I am using LSTM network for a periodic data which includes training input sequence of angular data and outputs a value corresponding to this sequence. The output is not similar to the input but is related to the input sequence in some manner. The network learns a horizontal line which is just the average value for the entire output values. I have tried most of the things I could: varying the batch size, trying different learning rates, changing the hidden size, different optimizers, different sequence lengths(10-400) and scaling the data.

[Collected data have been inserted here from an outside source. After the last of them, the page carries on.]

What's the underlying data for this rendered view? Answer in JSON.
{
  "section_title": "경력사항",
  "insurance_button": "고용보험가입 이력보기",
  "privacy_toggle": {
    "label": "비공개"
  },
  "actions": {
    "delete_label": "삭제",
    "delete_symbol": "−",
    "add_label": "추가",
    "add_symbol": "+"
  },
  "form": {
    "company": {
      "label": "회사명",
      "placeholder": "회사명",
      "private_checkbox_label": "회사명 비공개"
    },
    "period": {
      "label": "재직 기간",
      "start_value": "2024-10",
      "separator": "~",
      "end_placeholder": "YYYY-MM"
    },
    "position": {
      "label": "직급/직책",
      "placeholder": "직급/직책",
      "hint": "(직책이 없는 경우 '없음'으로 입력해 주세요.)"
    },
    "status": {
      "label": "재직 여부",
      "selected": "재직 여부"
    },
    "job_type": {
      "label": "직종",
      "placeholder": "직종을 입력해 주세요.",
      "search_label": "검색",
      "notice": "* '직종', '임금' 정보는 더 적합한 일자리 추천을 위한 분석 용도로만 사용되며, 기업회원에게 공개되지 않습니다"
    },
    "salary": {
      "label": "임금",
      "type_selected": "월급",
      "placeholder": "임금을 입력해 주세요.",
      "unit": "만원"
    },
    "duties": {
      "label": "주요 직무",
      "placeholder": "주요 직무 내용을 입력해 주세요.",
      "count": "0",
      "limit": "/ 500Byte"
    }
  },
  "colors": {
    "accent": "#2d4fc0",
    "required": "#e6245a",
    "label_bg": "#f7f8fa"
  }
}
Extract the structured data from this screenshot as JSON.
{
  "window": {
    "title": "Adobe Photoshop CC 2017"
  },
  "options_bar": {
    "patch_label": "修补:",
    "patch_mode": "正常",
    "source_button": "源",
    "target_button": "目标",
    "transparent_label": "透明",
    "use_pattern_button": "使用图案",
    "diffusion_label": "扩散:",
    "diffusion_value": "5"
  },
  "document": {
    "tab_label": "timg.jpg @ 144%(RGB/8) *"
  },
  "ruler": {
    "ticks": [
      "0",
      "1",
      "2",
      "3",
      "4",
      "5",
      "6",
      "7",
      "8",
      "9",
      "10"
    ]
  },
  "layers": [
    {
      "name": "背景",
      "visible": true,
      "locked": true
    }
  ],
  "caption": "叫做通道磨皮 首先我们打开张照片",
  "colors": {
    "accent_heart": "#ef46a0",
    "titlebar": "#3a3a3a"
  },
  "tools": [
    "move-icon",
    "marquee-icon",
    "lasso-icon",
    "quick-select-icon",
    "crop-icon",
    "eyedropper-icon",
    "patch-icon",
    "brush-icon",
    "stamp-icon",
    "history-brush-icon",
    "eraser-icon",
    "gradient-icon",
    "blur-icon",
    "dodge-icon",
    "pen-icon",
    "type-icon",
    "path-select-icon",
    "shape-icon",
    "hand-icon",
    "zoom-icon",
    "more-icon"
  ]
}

After printing the weights (before and after training) and gradient values, I observed that the weights do change with some of the values remaining same and the gradient values become very small as the training proceeds ultimately leading to a flat line.
Here the network architecture, it is very simple.

# Neural Net Class
class LSTM(nn.Module):

    def __init__(self, num_classes=1, input_size=1, hidden_size=2, num_layers=1, seq_length=40):
        super(LSTM, self).__init__()
        self.num_classes = num_classes
        self.num_layers = num_layers
        self.input_size = input_size  
        self.hidden_size = hidden_size
        self.seq_length = seq_length
        self.lstm = nn.LSTM(input_size=input_size, hidden_size=hidden_size,
                            num_layers=num_layers, batch_first=True)
        self.fc = nn.Linear(hidden_size, num_classes)
    def forward(self, x):
        h_0 = Variable(torch.zeros(
            self.num_layers, x.size(0), self.hidden_size))
        c_0 = Variable(torch.zeros(
            self.num_layers, x.size(0), self.hidden_size))
        # Propagate input through LSTM
        ou, (h_out, _) = self.lstm(x, (h_0, c_0))
        h_out = h_out.view(-1, self.hidden_size)
        out = self.fc(h_out)
        return out

net = LSTM(num_classes, input_size, hidden_size, num_layers, seq_length) #  Neural Net

criterion = torch.nn.MSELoss() #    Loss Criterion
optimizer = torch.optim.Adam(net.parameters(), lr=learning_rate) #  Optimizer
scheduler = optim.lr_scheduler.StepLR(optimizer, step_size=20, gamma=0.6)   #   lr scheduler

#   Training function
def train(epoch):
    loss_batch = 0
    for batch_idx, (inputs, targets) in enumerate(trainloader):
        # print(inputs.shape)
        # print(targets.shape)
        inputs = torch.squeeze(inputs,0)
        out = net(inputs)
        loss = criterion(out, targets)
        # print(net.lstm.weight_hh_l0.grad)
        loss_batch += loss.item()
    return loss_batch

#   Training loop
for epoch in range(0, epochs):
    loss = train(epoch)
    if (epoch%2 == 0):

This is the output which is just a flat line:

The data-points have been collected at very high frequency and adjacent values in the data differ only by 0.01 utmost and consecutive values can also be repeated in the sequence.
Is there anything that I am doing wrong with the network or the kind of architecture I am using? Should I try some other type of neural network or loss function?